Open Supply Hub, une plateforme open-source qui cartographie des milliers d’usines de confection dans plus de 130 pays, utilise les listes de fournisseurs soumises directement par les marques ou celles que les marques téléchargent sur leurs sites web pour suivre les dommages et les perturbations. En février 2023, Open Supply Hub indique qu’il y avait 13 000 sites de production dans la zone touchée par les tremblements de terre. Parmi celles-ci, 9 438 couvraient l’habillement, les textiles, les textiles de maison, les chaussures, le cuir et les accessoires d’habillement. Combinées aux données sur l’intensité des tremblements de terre du programme Earthquakes Hazards de l’US Geological Survey, elles montrent que 8 240 ont connu une échelle d’intensité de Mercalli modifiée (MMI) de 7,5 ou plus, dont 107 avec une MMI de 8 ou plus.
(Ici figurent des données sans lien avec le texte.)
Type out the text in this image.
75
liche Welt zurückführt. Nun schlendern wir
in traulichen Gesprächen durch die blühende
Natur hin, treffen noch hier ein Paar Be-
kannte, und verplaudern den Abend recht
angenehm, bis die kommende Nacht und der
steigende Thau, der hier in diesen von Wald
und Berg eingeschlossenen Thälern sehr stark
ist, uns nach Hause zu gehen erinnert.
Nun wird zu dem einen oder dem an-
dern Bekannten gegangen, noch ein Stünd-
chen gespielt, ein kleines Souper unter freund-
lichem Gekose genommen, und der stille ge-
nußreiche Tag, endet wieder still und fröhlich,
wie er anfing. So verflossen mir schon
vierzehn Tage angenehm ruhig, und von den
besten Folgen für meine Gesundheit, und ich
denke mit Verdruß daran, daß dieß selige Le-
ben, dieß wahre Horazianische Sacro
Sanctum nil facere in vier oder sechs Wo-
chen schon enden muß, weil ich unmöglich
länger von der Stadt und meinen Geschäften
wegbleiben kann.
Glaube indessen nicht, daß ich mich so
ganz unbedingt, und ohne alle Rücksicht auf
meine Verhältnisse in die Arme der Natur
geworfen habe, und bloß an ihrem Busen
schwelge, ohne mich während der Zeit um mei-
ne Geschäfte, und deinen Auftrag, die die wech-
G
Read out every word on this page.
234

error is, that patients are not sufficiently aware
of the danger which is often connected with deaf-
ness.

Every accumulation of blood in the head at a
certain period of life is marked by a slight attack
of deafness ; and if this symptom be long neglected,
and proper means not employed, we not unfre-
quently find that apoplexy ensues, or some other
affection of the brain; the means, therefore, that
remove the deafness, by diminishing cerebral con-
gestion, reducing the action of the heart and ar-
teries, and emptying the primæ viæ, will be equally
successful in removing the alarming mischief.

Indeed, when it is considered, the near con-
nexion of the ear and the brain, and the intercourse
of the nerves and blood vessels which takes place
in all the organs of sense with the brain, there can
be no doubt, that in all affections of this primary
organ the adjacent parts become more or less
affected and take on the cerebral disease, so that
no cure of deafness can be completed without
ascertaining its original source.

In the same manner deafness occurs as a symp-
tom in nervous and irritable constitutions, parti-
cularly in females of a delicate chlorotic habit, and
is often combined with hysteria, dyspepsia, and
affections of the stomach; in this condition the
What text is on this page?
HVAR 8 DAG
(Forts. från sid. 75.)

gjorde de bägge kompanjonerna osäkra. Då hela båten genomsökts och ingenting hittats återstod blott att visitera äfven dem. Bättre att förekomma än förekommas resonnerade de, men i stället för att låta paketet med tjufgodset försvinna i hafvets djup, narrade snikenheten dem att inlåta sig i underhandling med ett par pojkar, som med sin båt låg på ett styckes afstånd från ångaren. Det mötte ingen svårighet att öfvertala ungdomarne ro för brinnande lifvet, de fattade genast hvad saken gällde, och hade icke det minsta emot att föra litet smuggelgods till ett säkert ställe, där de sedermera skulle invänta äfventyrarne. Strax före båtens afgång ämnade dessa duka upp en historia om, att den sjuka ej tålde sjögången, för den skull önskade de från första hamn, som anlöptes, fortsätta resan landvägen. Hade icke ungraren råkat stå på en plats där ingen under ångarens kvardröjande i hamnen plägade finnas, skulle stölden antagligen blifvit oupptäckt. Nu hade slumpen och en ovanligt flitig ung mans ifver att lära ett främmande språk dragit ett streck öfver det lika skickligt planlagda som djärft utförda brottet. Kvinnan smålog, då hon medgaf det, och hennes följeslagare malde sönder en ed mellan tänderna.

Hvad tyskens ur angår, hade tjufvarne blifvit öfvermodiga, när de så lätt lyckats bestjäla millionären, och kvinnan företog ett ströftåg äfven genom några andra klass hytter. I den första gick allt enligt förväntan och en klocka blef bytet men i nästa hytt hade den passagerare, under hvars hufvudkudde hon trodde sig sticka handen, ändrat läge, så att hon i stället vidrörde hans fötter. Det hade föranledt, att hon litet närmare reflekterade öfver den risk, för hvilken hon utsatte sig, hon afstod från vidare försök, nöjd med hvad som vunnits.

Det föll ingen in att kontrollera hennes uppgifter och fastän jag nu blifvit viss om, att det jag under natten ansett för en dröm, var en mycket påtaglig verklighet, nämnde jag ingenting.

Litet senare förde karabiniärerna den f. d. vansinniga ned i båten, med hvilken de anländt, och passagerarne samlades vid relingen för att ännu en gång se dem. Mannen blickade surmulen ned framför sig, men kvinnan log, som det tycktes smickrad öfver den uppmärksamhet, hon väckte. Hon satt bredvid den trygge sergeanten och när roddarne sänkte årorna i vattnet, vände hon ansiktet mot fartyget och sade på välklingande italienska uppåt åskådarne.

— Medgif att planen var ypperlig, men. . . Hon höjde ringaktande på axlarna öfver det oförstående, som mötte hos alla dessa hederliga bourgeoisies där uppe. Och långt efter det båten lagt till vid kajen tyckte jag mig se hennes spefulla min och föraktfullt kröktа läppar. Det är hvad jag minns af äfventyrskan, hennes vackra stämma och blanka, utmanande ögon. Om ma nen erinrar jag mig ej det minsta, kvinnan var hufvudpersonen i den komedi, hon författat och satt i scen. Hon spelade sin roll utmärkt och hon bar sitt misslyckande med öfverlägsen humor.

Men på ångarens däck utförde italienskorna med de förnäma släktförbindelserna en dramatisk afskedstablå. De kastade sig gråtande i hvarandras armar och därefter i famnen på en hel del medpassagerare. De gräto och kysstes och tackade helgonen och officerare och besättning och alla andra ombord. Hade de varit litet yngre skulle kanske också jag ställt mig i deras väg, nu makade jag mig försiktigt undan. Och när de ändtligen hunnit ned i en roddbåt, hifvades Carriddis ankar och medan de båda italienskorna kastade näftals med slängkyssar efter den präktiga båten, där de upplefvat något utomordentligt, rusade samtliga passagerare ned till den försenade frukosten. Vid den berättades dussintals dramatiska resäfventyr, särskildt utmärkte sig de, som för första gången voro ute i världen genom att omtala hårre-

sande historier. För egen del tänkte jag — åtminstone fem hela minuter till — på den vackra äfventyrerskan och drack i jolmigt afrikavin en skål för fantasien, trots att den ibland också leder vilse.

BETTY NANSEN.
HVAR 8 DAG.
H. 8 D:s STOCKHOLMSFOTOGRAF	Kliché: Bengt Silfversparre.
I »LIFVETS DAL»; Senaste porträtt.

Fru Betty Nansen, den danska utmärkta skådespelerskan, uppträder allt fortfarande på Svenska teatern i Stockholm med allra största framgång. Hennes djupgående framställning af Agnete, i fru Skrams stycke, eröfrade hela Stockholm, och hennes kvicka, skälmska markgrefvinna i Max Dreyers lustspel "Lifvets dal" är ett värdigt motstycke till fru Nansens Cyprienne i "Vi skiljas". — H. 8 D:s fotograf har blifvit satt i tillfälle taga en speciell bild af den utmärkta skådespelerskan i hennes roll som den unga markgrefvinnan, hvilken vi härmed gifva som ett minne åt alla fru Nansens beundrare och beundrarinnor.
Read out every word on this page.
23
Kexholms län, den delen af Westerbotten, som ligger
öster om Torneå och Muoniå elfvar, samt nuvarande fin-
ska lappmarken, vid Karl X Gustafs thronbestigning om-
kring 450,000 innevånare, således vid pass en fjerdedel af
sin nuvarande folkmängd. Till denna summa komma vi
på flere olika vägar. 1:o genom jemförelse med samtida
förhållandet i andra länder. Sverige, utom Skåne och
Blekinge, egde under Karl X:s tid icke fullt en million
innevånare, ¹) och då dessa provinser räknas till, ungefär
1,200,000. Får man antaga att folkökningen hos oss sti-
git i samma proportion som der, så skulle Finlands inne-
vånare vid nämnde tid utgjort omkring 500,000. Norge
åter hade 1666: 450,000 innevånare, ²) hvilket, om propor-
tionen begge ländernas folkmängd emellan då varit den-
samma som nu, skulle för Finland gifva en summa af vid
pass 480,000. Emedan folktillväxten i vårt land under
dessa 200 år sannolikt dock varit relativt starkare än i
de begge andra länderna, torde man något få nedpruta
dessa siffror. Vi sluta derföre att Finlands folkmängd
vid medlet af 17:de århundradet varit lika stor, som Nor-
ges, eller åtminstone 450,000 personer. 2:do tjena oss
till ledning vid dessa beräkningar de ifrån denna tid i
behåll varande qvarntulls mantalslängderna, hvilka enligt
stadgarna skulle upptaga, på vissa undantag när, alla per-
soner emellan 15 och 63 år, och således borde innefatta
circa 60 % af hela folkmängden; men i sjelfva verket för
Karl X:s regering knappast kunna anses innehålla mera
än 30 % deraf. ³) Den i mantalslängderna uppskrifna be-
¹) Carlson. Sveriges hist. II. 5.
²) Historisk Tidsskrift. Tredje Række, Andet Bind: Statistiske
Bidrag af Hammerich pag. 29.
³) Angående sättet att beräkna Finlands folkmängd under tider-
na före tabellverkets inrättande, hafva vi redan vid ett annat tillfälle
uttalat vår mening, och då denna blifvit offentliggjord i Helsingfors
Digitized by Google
Selon Open Supply Hub, les marques ayant le plus de fournisseurs dans la zone touchée sont Mango, Boohoo, Benetton Group, Asos et Inditex. Plusieurs groupes multipartites avaient également des taux élevés de fournisseurs répertoriés, notamment la ZDHC Foundation, Higg, Partnership for Sustainable Textiles, Better Cotton Initiative, Fair Wear Foundation et Fairtrade. Immédiatement après les tremblements de terre – dans les deux jours qui ont suivi – le groupe H&M a déclaré dans un communiqué qu’il verserait 100 000 dollars à la présidence de la gestion des catastrophes et des urgences de Türkiye (AFAD), 250 000 dollars au Croissant-Rouge et 250 000 dollars à Save the Children. Le géant de la mode rapide Inditex s’est quant à lui engagé à verser 3 millions d’euros au Croissant-Rouge et à distribuer 500 000 vêtements d’extérieur au Croissant-Rouge et à l’AFAD.

Les entreprises de mode locales ont également fait des dons, jouant un rôle plus actif dans la livraison de couvertures, de vêtements et même de générateurs et de chauffages électriques aux communautés touchées.

Les fournisseurs turcs affirment que la flexibilité et la cohérence sont essentielles. Orta Anadolu est l’un des principaux producteurs de denim de Turquie, travaillant avec des marques internationales telles que Levi’s, Ganni et Frame, ainsi que PVH, Acne et Citizens of Humanity. Son usine de Kayseri a ressenti le tremblement de terre, mais n’a pas subi de dommages et a pu poursuivre sa production le jour même. Au cours de la première semaine, bon nombre de ses 1 200 travailleurs se sont tournés vers les dons en faveur des personnes les plus directement touchées, et ceux qui disposaient d’un autre logement en dehors des tours d’habitation de la ville ont déménagé temporairement. « Au début, nous craignions que les marques se retirent de Türkiye en raison du risque de tremblement de terre, mais nos partenaires se sont montrés calmes et compréhensifs », explique Sedef Uncu Aki, directeur du développement durable.